Of course it did all happen- so my psychiatrist informs me- we really are playing AC Milan on Wednesday and we really did scrape a just-about-earned point from the Molinuex yesterday. It’s all as legitimate as the keyboard I’m typing on. And so back to my opening gambit: let’s look at some positives. Well first thing’s first, our strikers are making a bit of headway. Jermain Defoe especially; looking for all the world like a man embodied with the ‘spirit’ of Jimmy Greaves. Kicking the ball not once, but twice into- wait for it- the goal. Like one them centre-forwards or something. Super goals they were, too. Super like Super Roman Pavlyuchenko, who thundered one in himself just after restart. All very encouraging.
As too was the return of one Gareth Bale. I’m sure I’m not the only one who felt like an over-protective Daily Mail reading mother on Sunday afternoon; howling at Ronald Zubar to back off every time he got too close or a little too enthusiastic with his brand of rough-housing. Even the slightest of askew looks toward our Welsh Wünderkid was met with a healthy chorus of boos in the WFRF homestead. You touch him and I swear to god…
Thankfully he emerged unscathed.
Hang it all out to dry, though, and there’re certainly reasons to be less cheerful. Gomes looks terribly unconvincing at present- something that won’t have escaped the notice of future opponents; those who’re not too proud to shank a few long balls box-ward when the chance arises. Just to test the uncertain waters. I fear my left ventricle might burst if this is to be the way of it and we’ve still got two months to go. A couple of daft mistakes on Sunday. A more competent ref would’ve made sure they were both punished. And don’t get me started on Alan Hutton.
Well I tried to keep it positive, didn’t I?
Plenty left to play for. Don’t panic. Everything’s going to be fine.
So what’s the good word, I hear you ask. No? You weren’t asking? Oh well. Let’s just pretend you were. With Spurs off-air since last Tuesday’s seaside catastrophe, all eyes were on the race to be crowned the world’s thickest footballer; with Wayne Rooney and Ashley Cole storming into an early lead. While the jacket potato-faced Scouser was busy introducing his elbow to the delicate regions of James McCarthy’s jaw on Saturday- with the elegance of a cement-mixer being dropped through a mine shaft- it was Cole giving the tabloids plenty to think about with his gun-totting antics in Cobham. The England defender seeing fit to exhaust the contents of his boomstick into some unsuspecting intern; in what may well be remembered as the most euphemistic headline of all time. Oo-er, Ashley.

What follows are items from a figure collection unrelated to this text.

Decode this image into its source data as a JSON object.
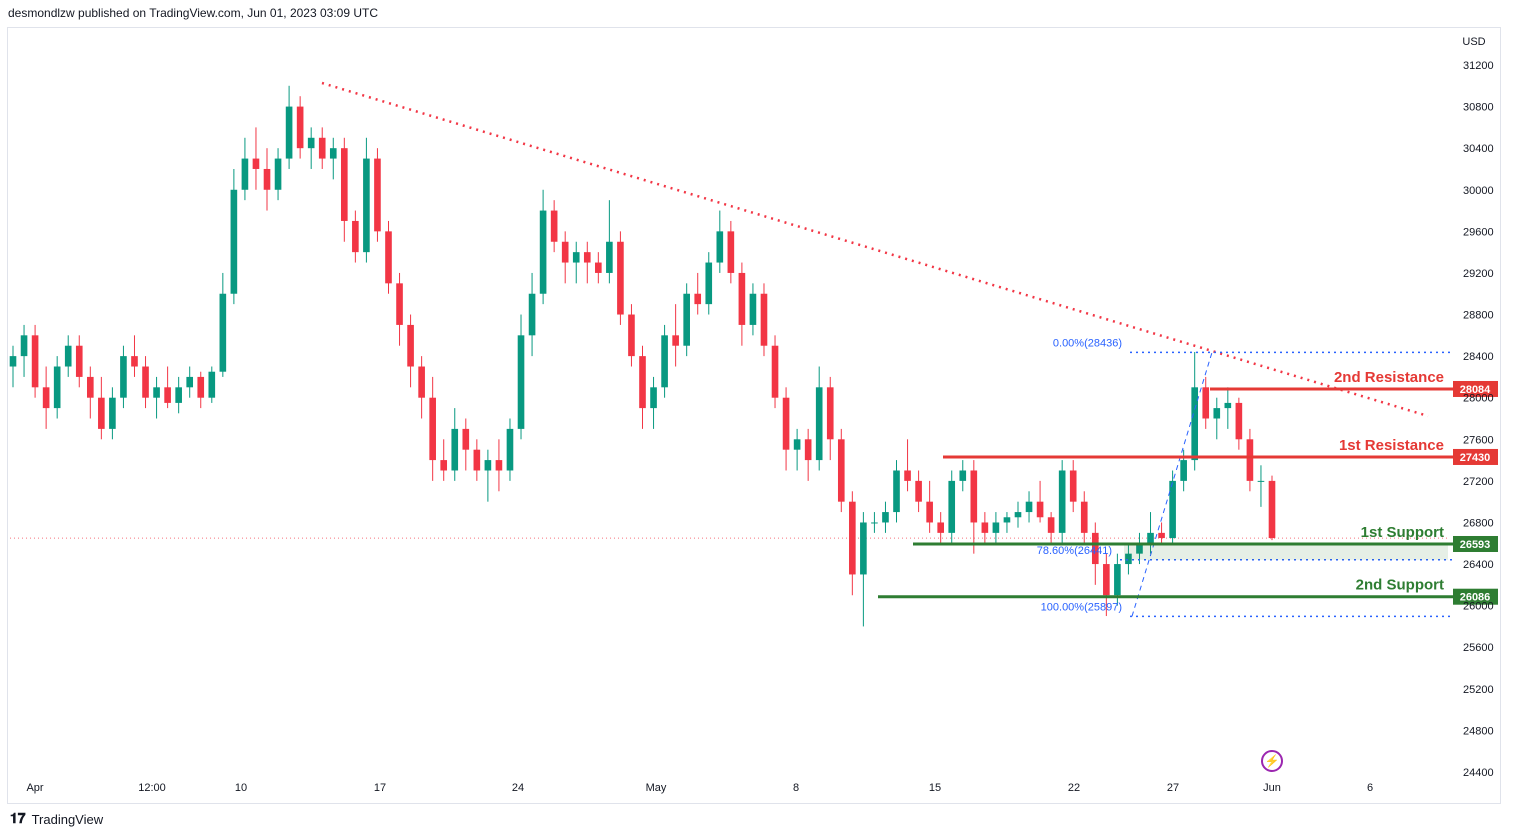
{
  "header": {
    "text": "desmondlzw published on TradingView.com, Jun 01, 2023 03:09 UTC"
  },
  "footer": {
    "brand": "TradingView"
  },
  "chart_data": {
    "type": "candlestick",
    "currency_label": "USD",
    "y_ticks": [
      31200,
      30800,
      30400,
      30000,
      29600,
      29200,
      28800,
      28400,
      28000,
      27600,
      27200,
      26800,
      26400,
      26000,
      25600,
      25200,
      24800,
      24400
    ],
    "x_ticks": [
      "Apr",
      "12:00",
      "10",
      "17",
      "24",
      "May",
      "8",
      "15",
      "22",
      "27",
      "Jun",
      "6"
    ],
    "ylim": [
      24400,
      31200
    ],
    "levels": [
      {
        "label": "2nd Resistance",
        "value": 28084,
        "tag": "28084",
        "color": "#e53935"
      },
      {
        "label": "1st Resistance",
        "value": 27430,
        "tag": "27430",
        "color": "#e53935"
      },
      {
        "label": "1st Support",
        "value": 26593,
        "tag": "26593",
        "color": "#2e7d32"
      },
      {
        "label": "2nd Support",
        "value": 26086,
        "tag": "26086",
        "color": "#2e7d32"
      }
    ],
    "fib_levels": [
      {
        "label": "0.00%(28436)",
        "value": 28436
      },
      {
        "label": "78.60%(26441)",
        "value": 26441
      },
      {
        "label": "100.00%(25897)",
        "value": 25897
      }
    ],
    "current_price": 26650,
    "candles_ohlc": [
      [
        28300,
        28500,
        28100,
        28400
      ],
      [
        28400,
        28700,
        28200,
        28600
      ],
      [
        28600,
        28700,
        28000,
        28100
      ],
      [
        28100,
        28300,
        27700,
        27900
      ],
      [
        27900,
        28400,
        27800,
        28300
      ],
      [
        28300,
        28600,
        28200,
        28500
      ],
      [
        28500,
        28600,
        28100,
        28200
      ],
      [
        28200,
        28300,
        27800,
        28000
      ],
      [
        28000,
        28200,
        27600,
        27700
      ],
      [
        27700,
        28100,
        27600,
        28000
      ],
      [
        28000,
        28500,
        27900,
        28400
      ],
      [
        28400,
        28600,
        28200,
        28300
      ],
      [
        28300,
        28400,
        27900,
        28000
      ],
      [
        28000,
        28200,
        27800,
        28100
      ],
      [
        28100,
        28300,
        27900,
        27950
      ],
      [
        27950,
        28200,
        27850,
        28100
      ],
      [
        28100,
        28300,
        28000,
        28200
      ],
      [
        28200,
        28250,
        27900,
        28000
      ],
      [
        28000,
        28300,
        27950,
        28250
      ],
      [
        28250,
        29200,
        28200,
        29000
      ],
      [
        29000,
        30200,
        28900,
        30000
      ],
      [
        30000,
        30500,
        29900,
        30300
      ],
      [
        30300,
        30600,
        30000,
        30200
      ],
      [
        30200,
        30400,
        29800,
        30000
      ],
      [
        30000,
        30400,
        29900,
        30300
      ],
      [
        30300,
        31000,
        30200,
        30800
      ],
      [
        30800,
        30900,
        30300,
        30400
      ],
      [
        30400,
        30600,
        30200,
        30500
      ],
      [
        30500,
        30600,
        30200,
        30300
      ],
      [
        30300,
        30500,
        30100,
        30400
      ],
      [
        30400,
        30500,
        29500,
        29700
      ],
      [
        29700,
        29800,
        29300,
        29400
      ],
      [
        29400,
        30500,
        29300,
        30300
      ],
      [
        30300,
        30400,
        29500,
        29600
      ],
      [
        29600,
        29700,
        29000,
        29100
      ],
      [
        29100,
        29200,
        28500,
        28700
      ],
      [
        28700,
        28800,
        28100,
        28300
      ],
      [
        28300,
        28400,
        27800,
        28000
      ],
      [
        28000,
        28200,
        27200,
        27400
      ],
      [
        27400,
        27600,
        27200,
        27300
      ],
      [
        27300,
        27900,
        27200,
        27700
      ],
      [
        27700,
        27800,
        27300,
        27500
      ],
      [
        27500,
        27600,
        27200,
        27300
      ],
      [
        27300,
        27500,
        27000,
        27400
      ],
      [
        27400,
        27600,
        27100,
        27300
      ],
      [
        27300,
        27800,
        27200,
        27700
      ],
      [
        27700,
        28800,
        27600,
        28600
      ],
      [
        28600,
        29200,
        28400,
        29000
      ],
      [
        29000,
        30000,
        28900,
        29800
      ],
      [
        29800,
        29900,
        29400,
        29500
      ],
      [
        29500,
        29600,
        29100,
        29300
      ],
      [
        29300,
        29500,
        29100,
        29400
      ],
      [
        29400,
        29500,
        29100,
        29300
      ],
      [
        29300,
        29400,
        29100,
        29200
      ],
      [
        29200,
        29900,
        29100,
        29500
      ],
      [
        29500,
        29600,
        28700,
        28800
      ],
      [
        28800,
        28900,
        28300,
        28400
      ],
      [
        28400,
        28500,
        27700,
        27900
      ],
      [
        27900,
        28200,
        27700,
        28100
      ],
      [
        28100,
        28700,
        28000,
        28600
      ],
      [
        28600,
        28900,
        28300,
        28500
      ],
      [
        28500,
        29100,
        28400,
        29000
      ],
      [
        29000,
        29200,
        28800,
        28900
      ],
      [
        28900,
        29400,
        28800,
        29300
      ],
      [
        29300,
        29800,
        29200,
        29600
      ],
      [
        29600,
        29700,
        29100,
        29200
      ],
      [
        29200,
        29300,
        28500,
        28700
      ],
      [
        28700,
        29100,
        28600,
        29000
      ],
      [
        29000,
        29100,
        28400,
        28500
      ],
      [
        28500,
        28600,
        27900,
        28000
      ],
      [
        28000,
        28100,
        27300,
        27500
      ],
      [
        27500,
        27700,
        27300,
        27600
      ],
      [
        27600,
        27700,
        27200,
        27400
      ],
      [
        27400,
        28300,
        27300,
        28100
      ],
      [
        28100,
        28200,
        27400,
        27600
      ],
      [
        27600,
        27700,
        26900,
        27000
      ],
      [
        27000,
        27100,
        26100,
        26300
      ],
      [
        26300,
        26900,
        25800,
        26800
      ],
      [
        26800,
        26900,
        26700,
        26800
      ],
      [
        26800,
        27000,
        26700,
        26900
      ],
      [
        26900,
        27400,
        26800,
        27300
      ],
      [
        27300,
        27600,
        27100,
        27200
      ],
      [
        27200,
        27300,
        26900,
        27000
      ],
      [
        27000,
        27200,
        26700,
        26800
      ],
      [
        26800,
        26900,
        26600,
        26700
      ],
      [
        26700,
        27300,
        26600,
        27200
      ],
      [
        27200,
        27400,
        27100,
        27300
      ],
      [
        27300,
        27400,
        26500,
        26800
      ],
      [
        26800,
        26900,
        26600,
        26700
      ],
      [
        26700,
        26900,
        26600,
        26800
      ],
      [
        26800,
        26900,
        26700,
        26850
      ],
      [
        26850,
        27000,
        26750,
        26900
      ],
      [
        26900,
        27100,
        26800,
        27000
      ],
      [
        27000,
        27200,
        26800,
        26850
      ],
      [
        26850,
        26900,
        26600,
        26700
      ],
      [
        26700,
        27400,
        26600,
        27300
      ],
      [
        27300,
        27400,
        26900,
        27000
      ],
      [
        27000,
        27100,
        26600,
        26700
      ],
      [
        26700,
        26800,
        26200,
        26400
      ],
      [
        26400,
        26500,
        25900,
        26100
      ],
      [
        26100,
        26500,
        26000,
        26400
      ],
      [
        26400,
        26600,
        26300,
        26500
      ],
      [
        26500,
        26700,
        26400,
        26600
      ],
      [
        26600,
        26900,
        26500,
        26700
      ],
      [
        26700,
        26800,
        26600,
        26650
      ],
      [
        26650,
        27300,
        26600,
        27200
      ],
      [
        27200,
        27500,
        27100,
        27400
      ],
      [
        27400,
        28440,
        27300,
        28100
      ],
      [
        28100,
        28200,
        27700,
        27800
      ],
      [
        27800,
        28000,
        27600,
        27900
      ],
      [
        27900,
        28100,
        27700,
        27950
      ],
      [
        27950,
        28000,
        27500,
        27600
      ],
      [
        27600,
        27700,
        27100,
        27200
      ],
      [
        27200,
        27350,
        26950,
        27200
      ],
      [
        27200,
        27250,
        26630,
        26650
      ]
    ]
  }
}
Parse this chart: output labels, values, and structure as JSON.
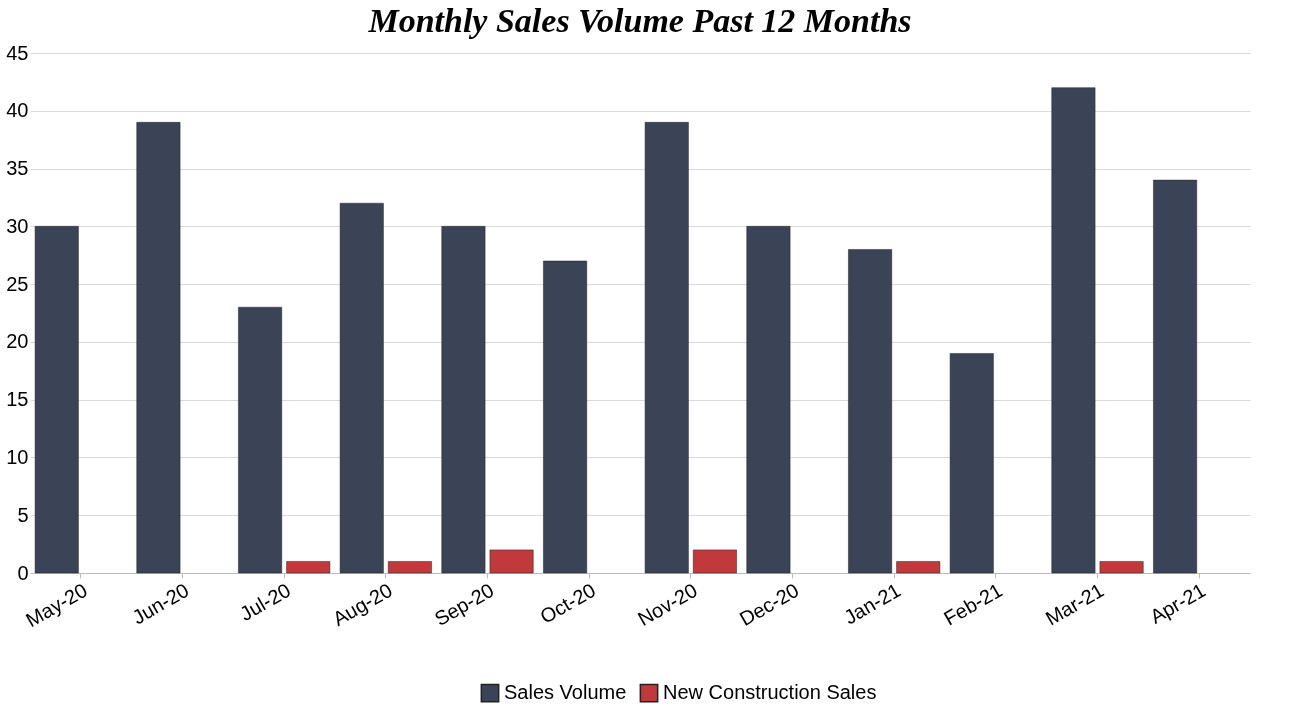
{
  "chart_data": {
    "type": "bar",
    "title": "Monthly Sales Volume Past 12 Months",
    "categories": [
      "May-20",
      "Jun-20",
      "Jul-20",
      "Aug-20",
      "Sep-20",
      "Oct-20",
      "Nov-20",
      "Dec-20",
      "Jan-21",
      "Feb-21",
      "Mar-21",
      "Apr-21"
    ],
    "series": [
      {
        "name": "Sales Volume",
        "color": "#3b4456",
        "values": [
          30,
          39,
          23,
          32,
          30,
          27,
          39,
          30,
          28,
          19,
          42,
          34
        ]
      },
      {
        "name": "New Construction Sales",
        "color": "#c0393b",
        "values": [
          null,
          null,
          1,
          1,
          2,
          null,
          2,
          null,
          1,
          null,
          1,
          null
        ]
      }
    ],
    "ylim": [
      0,
      45
    ],
    "yticks": [
      0,
      5,
      10,
      15,
      20,
      25,
      30,
      35,
      40,
      45
    ],
    "grid": "y",
    "legend": "bottom"
  }
}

The winner, though, by quite a distance, is this scandalous waste of carbon. In my eyes, a fitting punishment would be to have him sexually ravaged by Bill Oddie. But, you know, I don’t make the rules.
Talking of animal cruelty. It’s Wolves this Sunday afternoon and there’s a widespread rumour going round that one of our strikers is due a goal. It’s quite an idea. Jermain Defoe just needs one- so we’re told- and the dams of profligacy will burst open and flood the place in no time. Just one, and more will surely follow. We can only hope. And by hope, I of course mean: put all your savings on him to score the winner.
I’ll see you in St. Lucius on Monday morning, then?